Fifty-six years later Maureen’s words are brought vividly to life by two-time Oscar winner Glenda Jackson. Glenda, along with director Joe Ingham, draw striking parallels between the past and the present and explore the uncomfortable paradox that exists within queer spaces.
One Drift & We All Go Home (U.S.)
Director: Thom Hilton
Kenai, Alaska. July 1998. Commercial fishing has been closed for nine days. Dozens of workers have lost nearly an entire year’s income waiting for regulations to lift … all while a nearby tourist spot teems with joyfully unregulated sportfishermen.
Re-Record (Ukraine)
Director: Kyrylo Zemlyanyi
A family celebrates the birthday of their son. After a warm greeting, their usual feast takes place.
Thirteen Ways of Looking at a Blackbird (U.S.)
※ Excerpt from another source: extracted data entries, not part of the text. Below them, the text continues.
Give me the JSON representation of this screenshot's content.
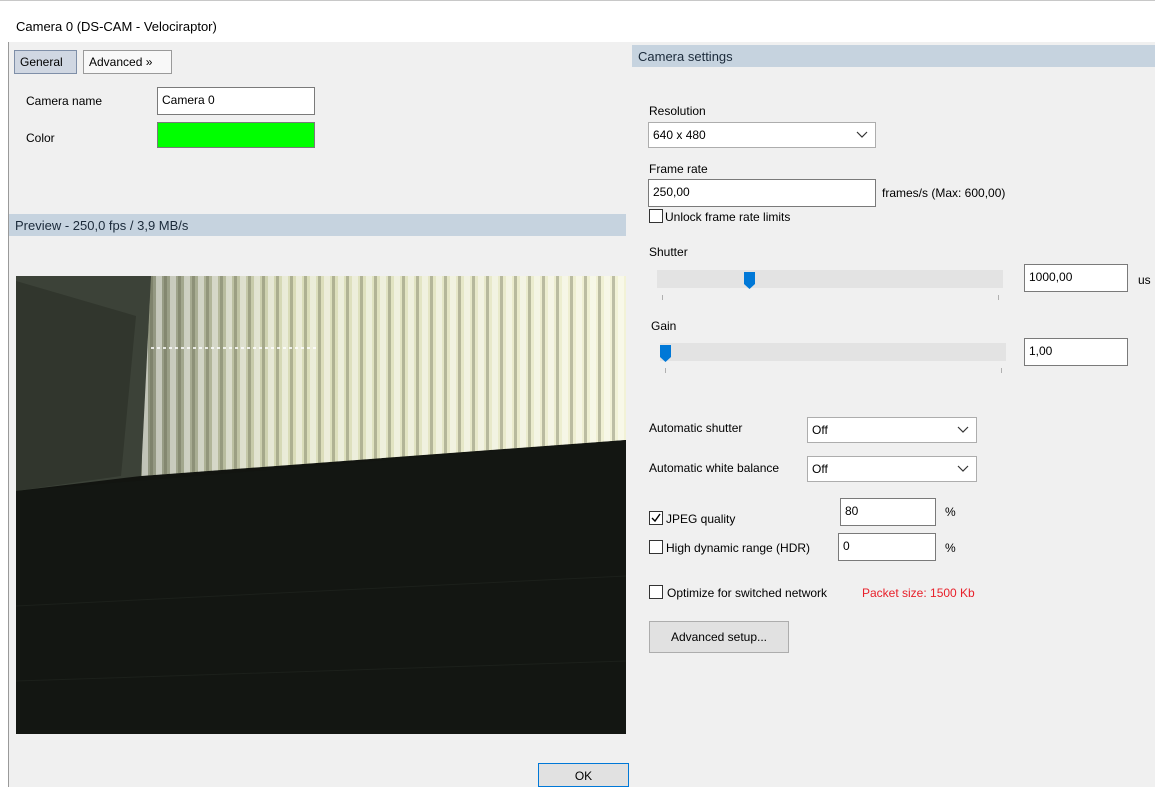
{
  "window": {
    "title": "Camera 0 (DS-CAM - Velociraptor)"
  },
  "tabs": {
    "general": "General",
    "advanced": "Advanced »"
  },
  "general": {
    "camera_name_label": "Camera name",
    "camera_name_value": "Camera 0",
    "color_label": "Color",
    "color_value": "#00ff00"
  },
  "preview": {
    "header": "Preview  -  250,0 fps / 3,9 MB/s"
  },
  "settings": {
    "header": "Camera settings",
    "resolution_label": "Resolution",
    "resolution_value": "640 x 480",
    "frame_rate_label": "Frame rate",
    "frame_rate_value": "250,00",
    "frame_rate_unit": "frames/s (Max: 600,00)",
    "unlock_label": "Unlock frame rate limits",
    "unlock_checked": false,
    "shutter_label": "Shutter",
    "shutter_value": "1000,00",
    "shutter_unit": "us",
    "shutter_slider_fraction": 0.26,
    "gain_label": "Gain",
    "gain_value": "1,00",
    "gain_slider_fraction": 0.0,
    "auto_shutter_label": "Automatic shutter",
    "auto_shutter_value": "Off",
    "auto_wb_label": "Automatic white balance",
    "auto_wb_value": "Off",
    "jpeg_label": "JPEG quality",
    "jpeg_checked": true,
    "jpeg_value": "80",
    "jpeg_unit": "%",
    "hdr_label": "High dynamic range (HDR)",
    "hdr_checked": false,
    "hdr_value": "0",
    "hdr_unit": "%",
    "optimize_label": "Optimize for switched network",
    "optimize_checked": false,
    "packet_size": "Packet size: 1500 Kb",
    "packet_color": "#e8202a",
    "advanced_setup": "Advanced setup..."
  },
  "footer": {
    "ok": "OK"
  },
  "colors": {
    "accent": "#0078d7",
    "section_header_bg": "#c6d3df"
  }
}
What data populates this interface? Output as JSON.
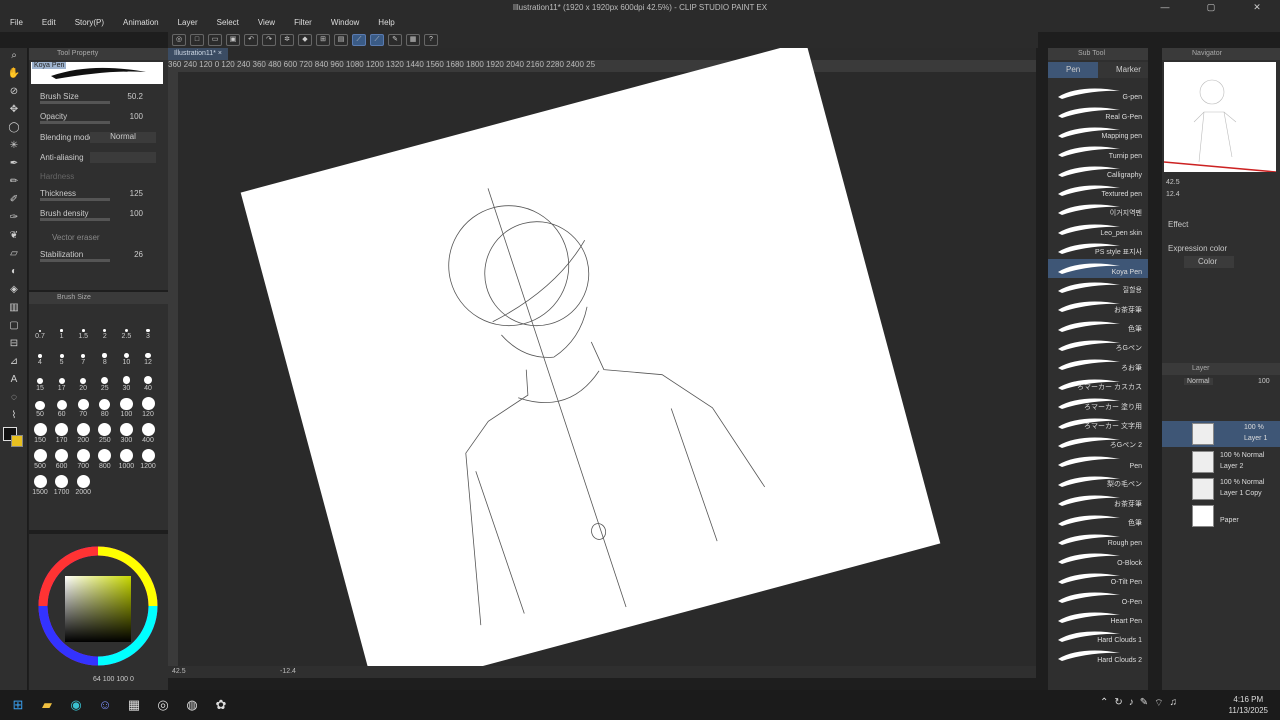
{
  "window": {
    "title": "Illustration11* (1920 x 1920px 600dpi 42.5%) - CLIP STUDIO PAINT EX",
    "minimize": "—",
    "maximize": "▢",
    "close": "✕"
  },
  "menu": [
    "File",
    "Edit",
    "Story(P)",
    "Animation",
    "Layer",
    "Select",
    "View",
    "Filter",
    "Window",
    "Help"
  ],
  "doc_tab": "Illustration11* ×",
  "ruler_text": "360  240  120  0  120  240  360  480  600  720  840  960  1080  1200  1320  1440  1560  1680  1800  1920  2040  2160  2280  2400  25",
  "tool_property": {
    "title": "Tool Property",
    "tool_name": "Koya Pen",
    "brush_size_label": "Brush Size",
    "brush_size_value": "50.2",
    "opacity_label": "Opacity",
    "opacity_value": "100",
    "blending_label": "Blending mode",
    "blending_value": "Normal",
    "antialias_label": "Anti-aliasing",
    "hardness_label": "Hardness",
    "thickness_label": "Thickness",
    "thickness_value": "125",
    "density_label": "Brush density",
    "density_value": "100",
    "vector_eraser_label": "Vector eraser",
    "stabilization_label": "Stabilization",
    "stabilization_value": "26"
  },
  "brush_size_panel": {
    "title": "Brush Size",
    "sizes": [
      "0.7",
      "1",
      "1.5",
      "2",
      "2.5",
      "3",
      "4",
      "5",
      "7",
      "8",
      "10",
      "12",
      "15",
      "17",
      "20",
      "25",
      "30",
      "40",
      "50",
      "60",
      "70",
      "80",
      "100",
      "120",
      "150",
      "170",
      "200",
      "250",
      "300",
      "400",
      "500",
      "600",
      "700",
      "800",
      "1000",
      "1200",
      "1500",
      "1700",
      "2000"
    ]
  },
  "color_readout": "64  100  100  0",
  "status": {
    "zoom": "42.5",
    "angle": "-12.4"
  },
  "sub_tool": {
    "title": "Sub Tool",
    "tabs": [
      "Pen",
      "Marker"
    ],
    "items": [
      "G-pen",
      "Real G-Pen",
      "Mapping pen",
      "Turnip pen",
      "Calligraphy",
      "Textured pen",
      "이거지역펜",
      "Leo_pen skin",
      "PS style 표지사",
      "Koya Pen",
      "질할용",
      "お茶芽筆",
      "色筆",
      "ろGペン",
      "ろお筆",
      "ろマーカー カスカス",
      "ろマーカー 塗り用",
      "ろマーカー 文字用",
      "ろGペン 2",
      "Pen",
      "梨の毛ペン",
      "お茶芽筆",
      "色筆",
      "Rough pen",
      "O-Block",
      "O-Tilt Pen",
      "O-Pen",
      "Heart Pen",
      "Hard Clouds 1",
      "Hard Clouds 2"
    ],
    "selected_index": 9
  },
  "navigator": {
    "title": "Navigator",
    "zoom": "42.5",
    "angle": "12.4"
  },
  "effect": {
    "title": "Effect",
    "expression_label": "Expression color",
    "expression_value": "Color"
  },
  "layer_panel": {
    "title": "Layer",
    "blend": "Normal",
    "opacity": "100",
    "layers": [
      {
        "l1": "100 %",
        "l2": "Layer 1"
      },
      {
        "l1": "100 % Normal",
        "l2": "Layer 2"
      },
      {
        "l1": "100 % Normal",
        "l2": "Layer 1 Copy"
      },
      {
        "l1": "",
        "l2": "Paper"
      }
    ]
  },
  "taskbar": {
    "time": "4:16 PM",
    "date": "11/13/2025"
  }
}
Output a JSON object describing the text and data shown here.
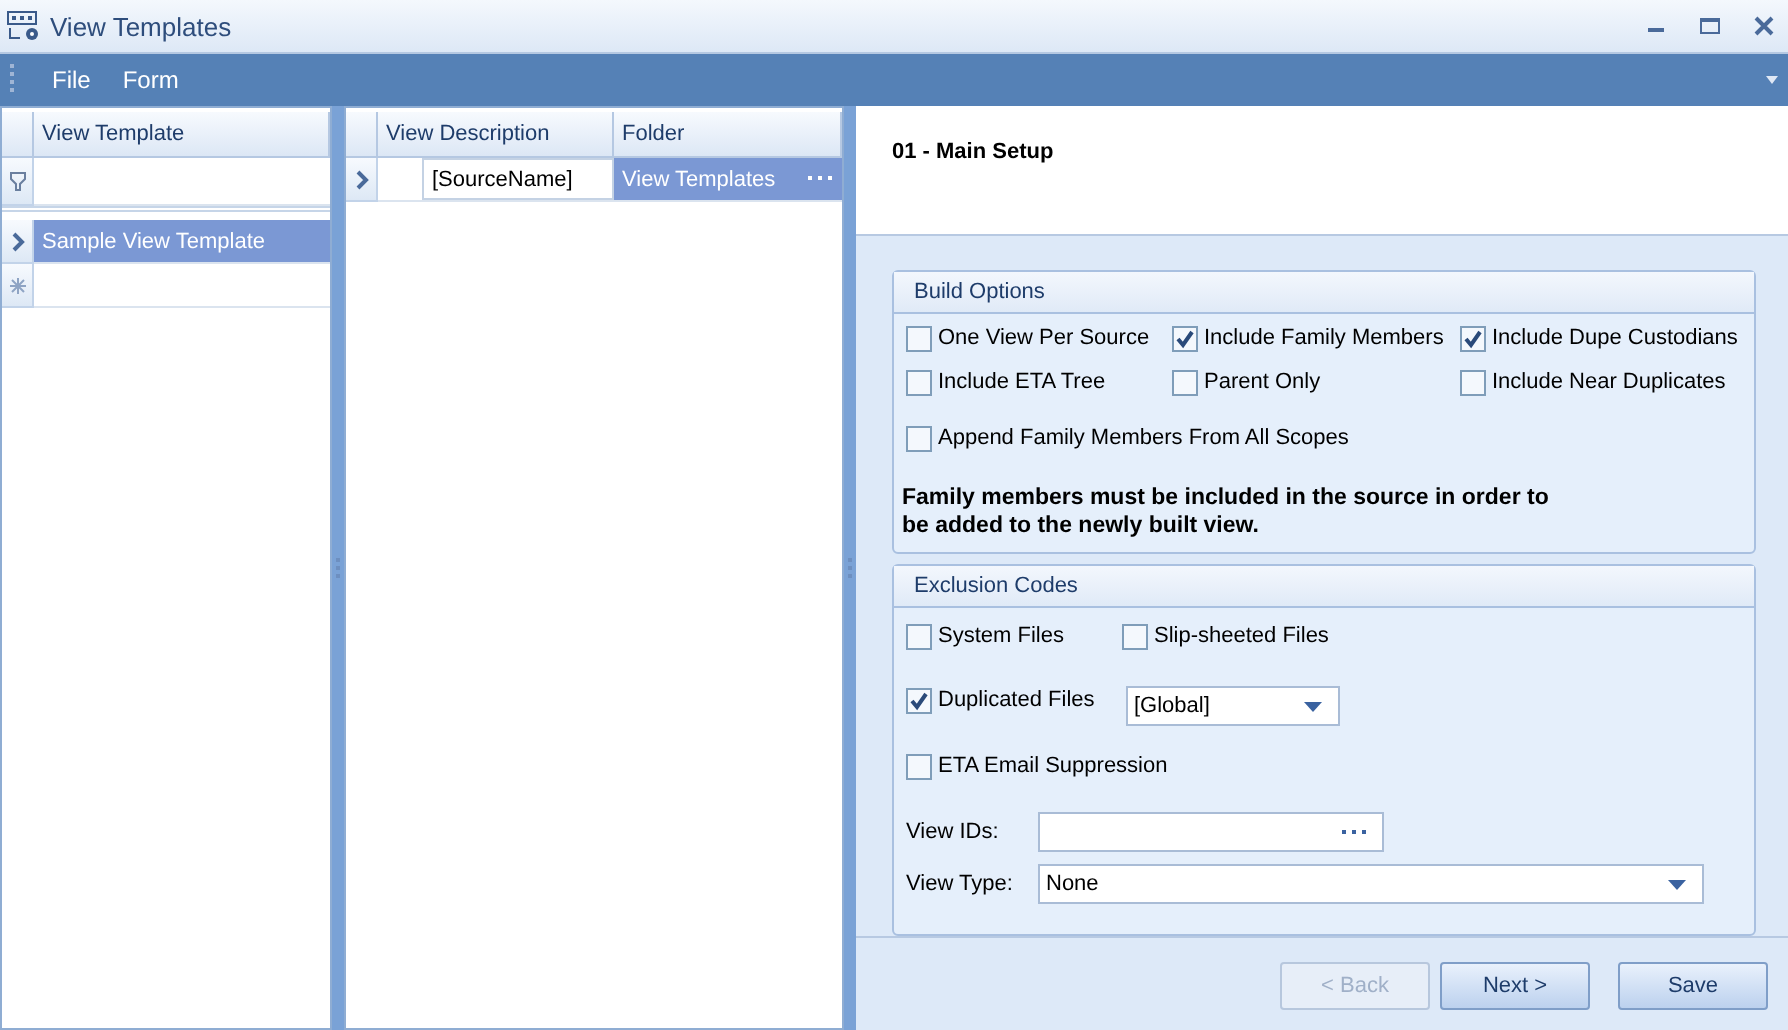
{
  "window": {
    "title": "View Templates"
  },
  "menu": [
    {
      "label": "File"
    },
    {
      "label": "Form"
    }
  ],
  "templates_grid": {
    "columns": [
      "View Template"
    ],
    "rows": [
      {
        "cells": [
          "Sample View Template"
        ],
        "selected": true
      }
    ]
  },
  "detail_grid": {
    "columns": [
      "View Description",
      "Folder"
    ],
    "rows": [
      {
        "cells": [
          "[SourceName]",
          "View Templates"
        ],
        "selected": true
      }
    ]
  },
  "page_title": "01 - Main Setup",
  "build_options": {
    "title": "Build Options",
    "options": [
      {
        "label": "One View Per Source",
        "checked": false
      },
      {
        "label": "Include Family Members",
        "checked": true
      },
      {
        "label": "Include Dupe Custodians",
        "checked": true
      },
      {
        "label": "Include ETA Tree",
        "checked": false
      },
      {
        "label": "Parent Only",
        "checked": false
      },
      {
        "label": "Include Near Duplicates",
        "checked": false
      },
      {
        "label": "Append Family Members From All Scopes",
        "checked": false
      }
    ],
    "note": "Family members must be included in the source in order to be added to the newly built view."
  },
  "exclusion_codes": {
    "title": "Exclusion Codes",
    "rows": [
      {
        "kind": "pair",
        "items": [
          {
            "label": "System Files",
            "checked": false
          },
          {
            "label": "Slip-sheeted Files",
            "checked": false
          }
        ]
      },
      {
        "kind": "dropdown",
        "items": [
          {
            "label": "Duplicated Files",
            "checked": true
          }
        ],
        "value": "[Global]"
      },
      {
        "kind": "single",
        "items": [
          {
            "label": "ETA Email Suppression",
            "checked": false
          }
        ]
      }
    ],
    "fields": [
      {
        "label": "View IDs:",
        "kind": "browse"
      },
      {
        "label": "View Type:",
        "kind": "dropdown",
        "value": "None"
      }
    ]
  },
  "buttons": [
    {
      "label": "< Back",
      "disabled": true
    },
    {
      "label": "Next >",
      "disabled": false
    },
    {
      "label": "Save",
      "disabled": false
    }
  ]
}
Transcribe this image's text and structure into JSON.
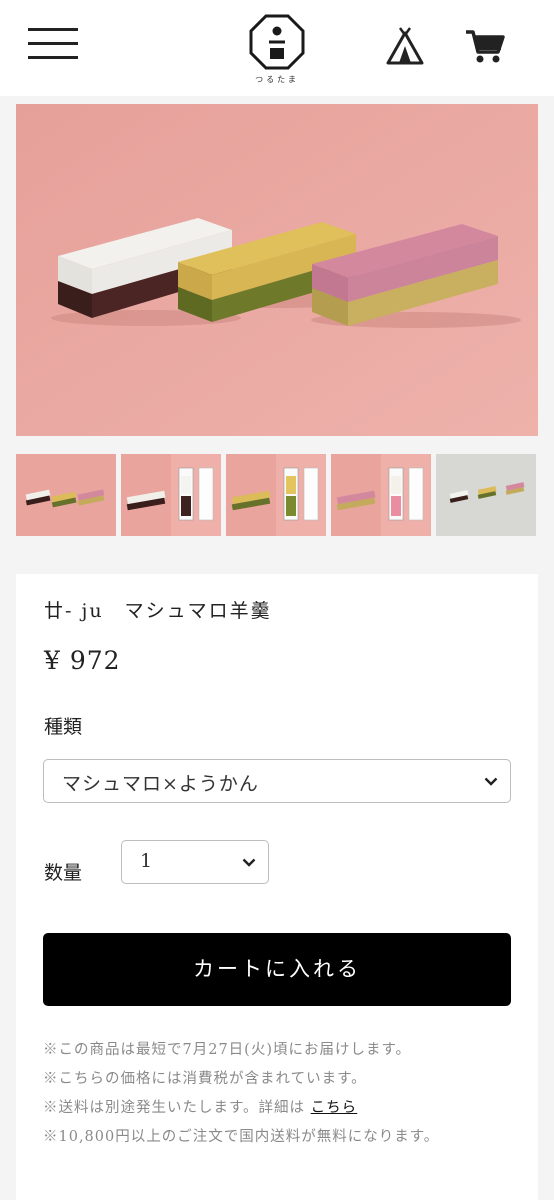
{
  "header": {
    "menu_icon": "hamburger-menu-icon",
    "logo_text": "つるたま",
    "tent_icon": "tent-icon",
    "cart_icon": "cart-icon"
  },
  "product": {
    "name": "廿- ju　マシュマロ羊羹",
    "price": "¥ 972",
    "variety": {
      "label": "種類",
      "selected": "マシュマロ×ようかん"
    },
    "quantity": {
      "label": "数量",
      "selected": "1"
    },
    "add_to_cart_label": "カートに入れる"
  },
  "notes": {
    "line1": "※この商品は最短で7月27日(火)頃にお届けします。",
    "line2": "※こちらの価格には消費税が含まれています。",
    "line3_prefix": "※送料は別途発生いたします。詳細は",
    "line3_link": "こちら",
    "line4": "※10,800円以上のご注文で国内送料が無料になります。"
  },
  "colors": {
    "background_pink": "#e9a7a0",
    "button_black": "#000000",
    "note_gray": "#8a8a8a"
  }
}
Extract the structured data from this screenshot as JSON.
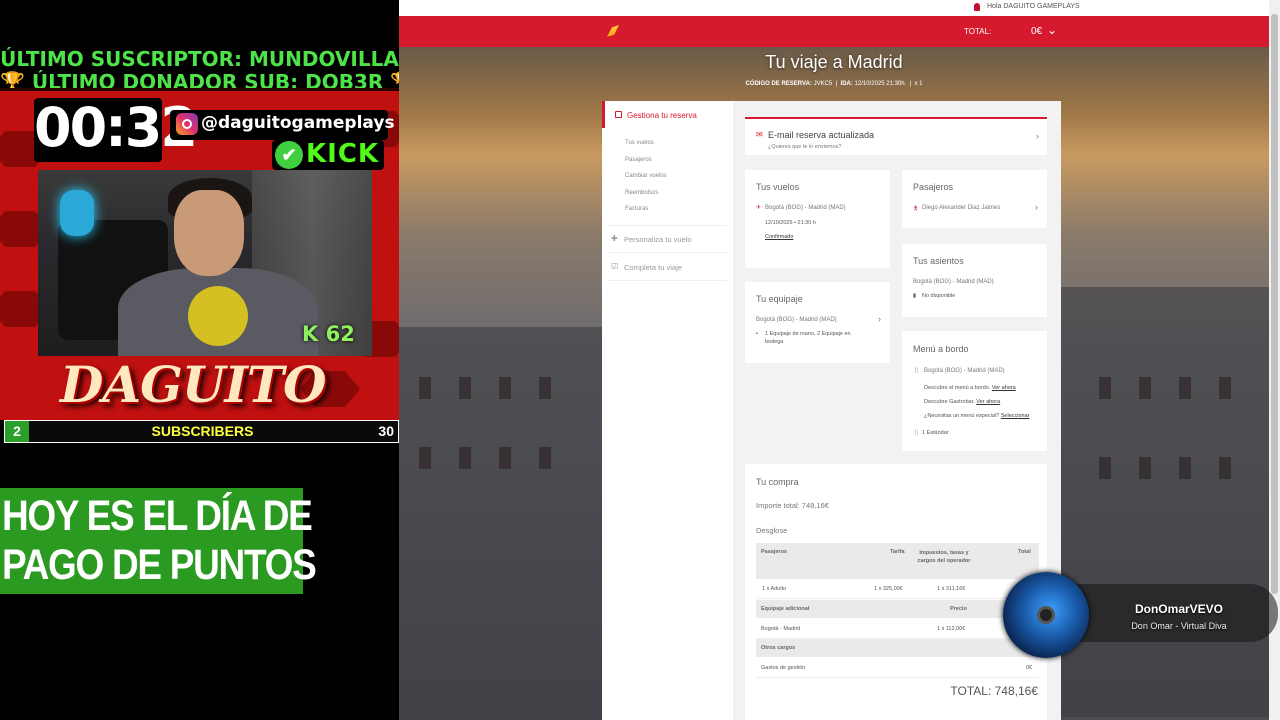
{
  "overlay": {
    "latest_sub": "ÚLTIMO SUSCRIPTOR: MUNDOVILLA",
    "latest_donor": "ÚLTIMO DONADOR SUB: DOB3R",
    "trophy": "🏆",
    "timer": "00:32",
    "instagram_handle": "@daguitogameplays",
    "kick_label": "KICK",
    "kick_check": "✔",
    "k_badge": "K 62",
    "logo_text": "DAGUITO",
    "subscribers": {
      "current": "2",
      "label": "SUBSCRIBERS",
      "goal": "30"
    },
    "promo": [
      "HOY ES EL DÍA DE",
      "PAGO DE PUNTOS"
    ],
    "colors": {
      "green": "#4fe34a",
      "red_frame": "#c01010",
      "promo_bg": "#2a9a20"
    }
  },
  "site": {
    "greeting": "Hola DAGUITO GAMEPLAYS",
    "total_label": "TOTAL:",
    "total_value": "0€",
    "chevron": "⌄",
    "brand_color": "#d7192d",
    "trip_title": "Tu viaje a Madrid",
    "trip_meta": {
      "code_label": "CÓDIGO DE RESERVA:",
      "code": "JVKC5",
      "sep": "|",
      "ida_label": "IDA:",
      "ida": "12/10/2025 21:30h.",
      "pax": "x 1"
    },
    "sidebar": {
      "active": "Gestiona tu reserva",
      "subs": [
        "Tus vuelos",
        "Pasajeros",
        "Cambiar vuelos",
        "Reembolsos",
        "Facturas"
      ],
      "personaliza": "Personaliza tu vuelo",
      "completa": "Completa tu viaje"
    },
    "email_card": {
      "title": "E-mail reserva actualizada",
      "sub": "¿Quieres que te lo enviemos?"
    },
    "vuelos": {
      "title": "Tus vuelos",
      "route": "Bogotá (BOG) - Madrid (MAD)",
      "date": "12/10/2025 • 21:30 h",
      "status": "Confirmado"
    },
    "pasajeros": {
      "title": "Pasajeros",
      "name": "Diego Alexander Diaz Jaimes"
    },
    "asientos": {
      "title": "Tus asientos",
      "route": "Bogotá (BOG) - Madrid (MAD)",
      "status": "No disponible"
    },
    "equipaje": {
      "title": "Tu equipaje",
      "route": "Bogotá (BOG) - Madrid (MAD)",
      "line1": "1 Equipaje de mano, 2 Equipaje en",
      "line2": "bodega"
    },
    "menu": {
      "title": "Menú a bordo",
      "route": "Bogotá (BOG) - Madrid (MAD)",
      "l1": "Descubre el menú a bordo.",
      "l1_link": "Ver ahora",
      "l2": "Descubre Gastrobar.",
      "l2_link": "Ver ahora",
      "l3": "¿Necesitas un menú especial?",
      "l3_link": "Seleccionar",
      "standard": "1 Estándar"
    },
    "compra": {
      "title": "Tu compra",
      "importe": "Importe total: 748,16€",
      "desglose": "Desglose",
      "headers": {
        "pasajeros": "Pasajeros",
        "tarifa": "Tarifa",
        "impuestos": "Impuestos, tasas y cargos del operador",
        "total": "Total"
      },
      "row1": {
        "name": "1 x Adulto",
        "tarifa": "1 x 325,00€",
        "impuestos": "1 x 311,16€"
      },
      "eq_header": {
        "name": "Equipaje adicional",
        "precio": "Precio"
      },
      "row2": {
        "name": "Bogotá · Madrid",
        "precio": "1 x 112,00€"
      },
      "otros": "Otros cargos",
      "row3": {
        "name": "Gastos de gestión",
        "total": "0€"
      },
      "grand_total": "TOTAL: 748,16€"
    }
  },
  "now_playing": {
    "artist": "DonOmarVEVO",
    "song": "Don Omar - Virtual Diva"
  }
}
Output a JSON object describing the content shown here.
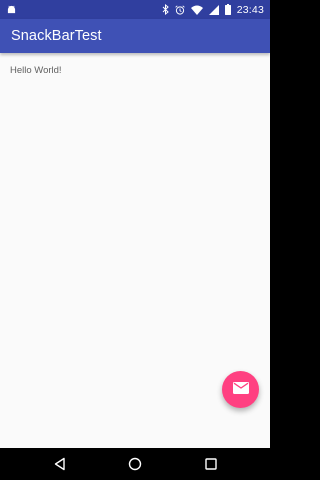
{
  "status_bar": {
    "time": "23:43",
    "icons": [
      "android-notification-icon",
      "bluetooth-icon",
      "alarm-icon",
      "wifi-icon",
      "cell-signal-icon",
      "battery-icon"
    ]
  },
  "app_bar": {
    "title": "SnackBarTest"
  },
  "content": {
    "message": "Hello World!"
  },
  "fab": {
    "icon": "email-icon",
    "color": "#ff4081"
  },
  "colors": {
    "primary": "#3f51b5",
    "primary_dark": "#303f9f",
    "accent": "#ff4081",
    "background": "#fafafa"
  },
  "nav_bar": {
    "buttons": [
      "back",
      "home",
      "recent-apps"
    ]
  }
}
Directors: Pamela Falkenberg, Jack Cochran
Our process in making this film from Wallace Steven’s famous poem, “Thirteen Ways of Looking at a Blackbird,” now in the public domain, was to capture the startling images his words evoked for us using whatever crazy means necessary, and to manipulate those images in unexpected and visually poetic ways. What we hope to achieve is something like what Stevens lauded in translations of his poems in foreign languages, where what mattered to him was carrying “the poems forward without regard to the words.” Williams seems generally skeptical about literary exegesis of his work. Regarding the collection including “Thirteen Ways of Looking at a Blackbird,” Stevens commented that the poems were “not meant to be a collection of epigrams or of ideas, but of sensations.” Later, writing about a different poem (“Fabliau of Florida”), but perhaps also apropos for “Blackbirds,” he insists, “it is not the sense … that counts, because It does not have a great deal of sense; it is the feeling of the words and the reaction and images that the words create.” We hope we have created a flight of fancy with our adaptation of “Blackbirds,” a nonsense that carries Stevens’ poem forward in a new way.
Unnamed (Iran)
Director: Iranmehr Salimi
Zainab is a successful girl who supports her family financially, but considers herself a boy in spirit, and now she has decided to undergo gender transition, but in addition to her family’s opposition and the society’s inappropriate view of this issue, she has more difficulties There is something more important to come. she, who played in the country’s national volleyball team for a while and is now in the Bartar league, if she does this, she will be removed from professional volleyball forever due to her short stature compared to men, and not only will she lose her professional future, but also her livelihood and her family who are under her care will be in trouble.